今年に入って読んだ本の中ではいちばん面白かった本。amazon.でこの本を見つけたときは,「こういう本を探していた!」と手を叩きなくなった。読んでみると,期待を裏切らない,というか期待以上の重量感。
20代にアジアを自転車で旅した経験を持つ著者は,その後バックパッカーに。この本は,秘められた世界である排泄行為にスポットを当ててアジアを旅した見聞記。本文も読み応え充分ならば,各国のトイレの様子を描いたイラストも秀逸。

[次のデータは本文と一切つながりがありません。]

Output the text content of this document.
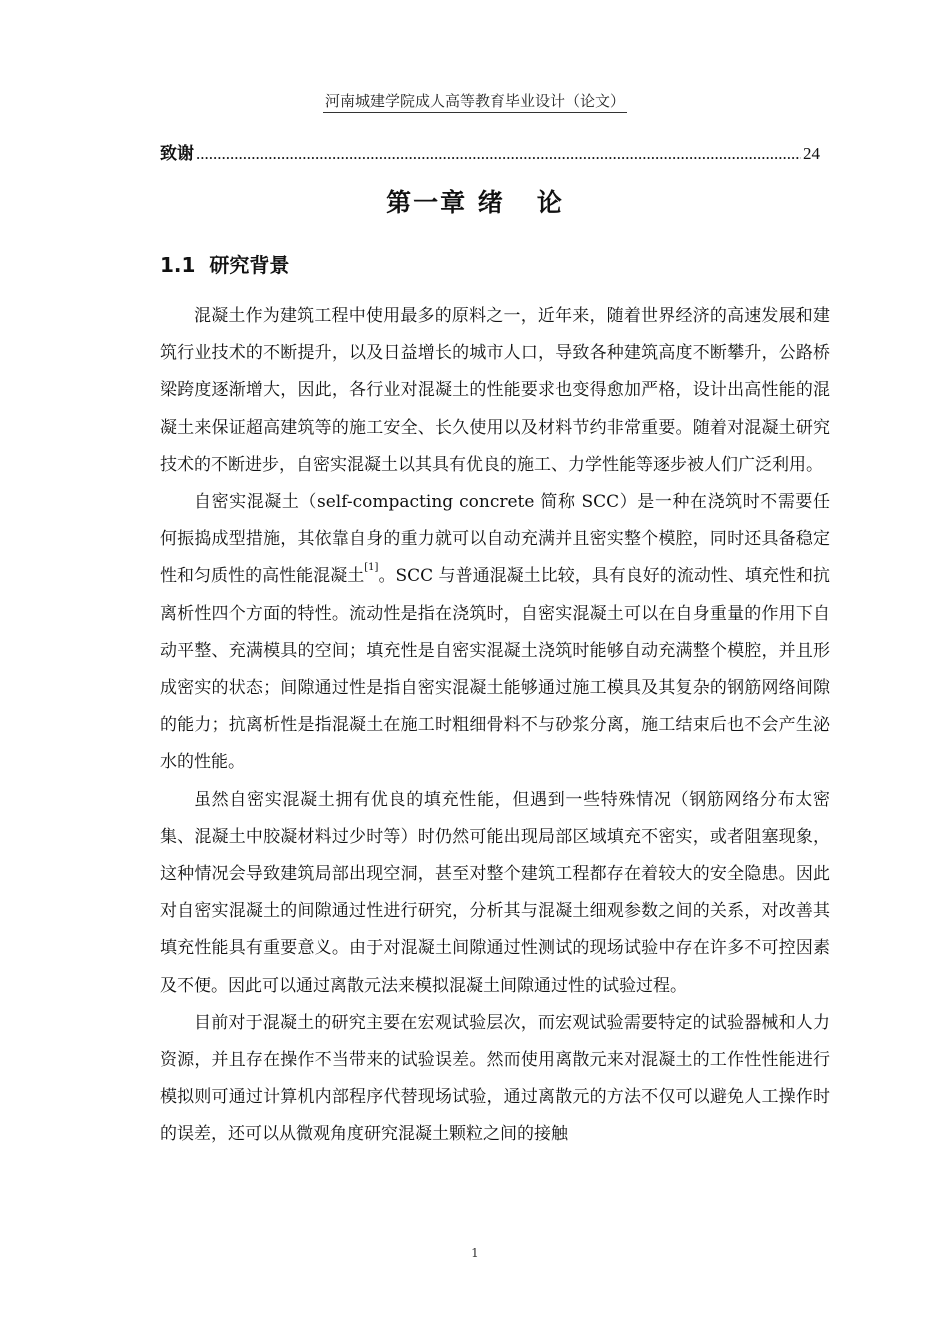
河南城建学院成人高等教育毕业设计（论文）
致谢
.....	24
第一章 绪   论
1.1  研究背景

混凝土作为建筑工程中使用最多的原料之一，近年来，随着世界经济的高速发展和建筑行业技术的不断提升，以及日益增长的城市人口，导致各种建筑高度不断攀升，公路桥梁跨度逐渐增大，因此，各行业对混凝土的性能要求也变得愈加严格，设计出高性能的混凝土来保证超高建筑等的施工安全、长久使用以及材料节约非常重要。随着对混凝土研究技术的不断进步，自密实混凝土以其具有优良的施工、力学性能等逐步被人们广泛利用。

自密实混凝土（self-compacting concrete 简称 SCC）是一种在浇筑时不需要任何振捣成型措施，其依靠自身的重力就可以自动充满并且密实整个模腔，同时还具备稳定性和匀质性的高性能混凝土[1]。SCC 与普通混凝土比较，具有良好的流动性、填充性和抗离析性四个方面的特性。流动性是指在浇筑时，自密实混凝土可以在自身重量的作用下自动平整、充满模具的空间；填充性是自密实混凝土浇筑时能够自动充满整个模腔，并且形成密实的状态；间隙通过性是指自密实混凝土能够通过施工模具及其复杂的钢筋网络间隙的能力；抗离析性是指混凝土在施工时粗细骨料不与砂浆分离，施工结束后也不会产生泌水的性能。

虽然自密实混凝土拥有优良的填充性能，但遇到一些特殊情况（钢筋网络分布太密集、混凝土中胶凝材料过少时等）时仍然可能出现局部区域填充不密实，或者阻塞现象，这种情况会导致建筑局部出现空洞，甚至对整个建筑工程都存在着较大的安全隐患。因此对自密实混凝土的间隙通过性进行研究，分析其与混凝土细观参数之间的关系，对改善其填充性能具有重要意义。由于对混凝土间隙通过性测试的现场试验中存在许多不可控因素及不便。因此可以通过离散元法来模拟混凝土间隙通过性的试验过程。

目前对于混凝土的研究主要在宏观试验层次，而宏观试验需要特定的试验器械和人力资源，并且存在操作不当带来的试验误差。然而使用离散元来对混凝土的工作性性能进行模拟则可通过计算机内部程序代替现场试验，通过离散元的方法不仅可以避免人工操作时的误差，还可以从微观角度研究混凝土颗粒之间的接触

1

この本で紹介されている国は中国,サハリン,インドネシア,ネパール,インド,タイ,イラン,韓国。読んでみていちばんスゴかったのは,ネパールのブタ小屋トイレ。小屋で飼われているブタに向かって尻を出すと,ブヒッ!ブヒーッ!と異常に興奮したブタが「早く食わせろ」と言わんばかりに寄って来るその光景…。
ブタに向かって尻を出した状態の著者は…
「僕はヘッドランプを股間にそっとむけてみた。するとそこには異様な光景があった。」
「わが愚息と陰嚢の彼方に,ブタの濡れた鼻腔が湯気を立ててヒクヒクと動めいていた」
「目をそらそうとしたとき,その奥に二つの瞳を僕は見た。」
「その瞳は明らかに求めていた。これほど激しい情熱的な瞳に最近接する機会が無かった」
ほかにも,インドネシアで人糞を食べて育った魚を著者が食べて,大変な下痢に見舞われたり…。
カルカッタへ旅行に来た日本人の学生が,通りに座っている足のない乞食,ボロボロの服を着た子供,つきまとう麻薬の売人。そして人糞・牛糞だらけの道路に驚き,チェックインしたホテルから一歩も出られなくなったという話もすごかったな。
とにかく,一読の価値ありです。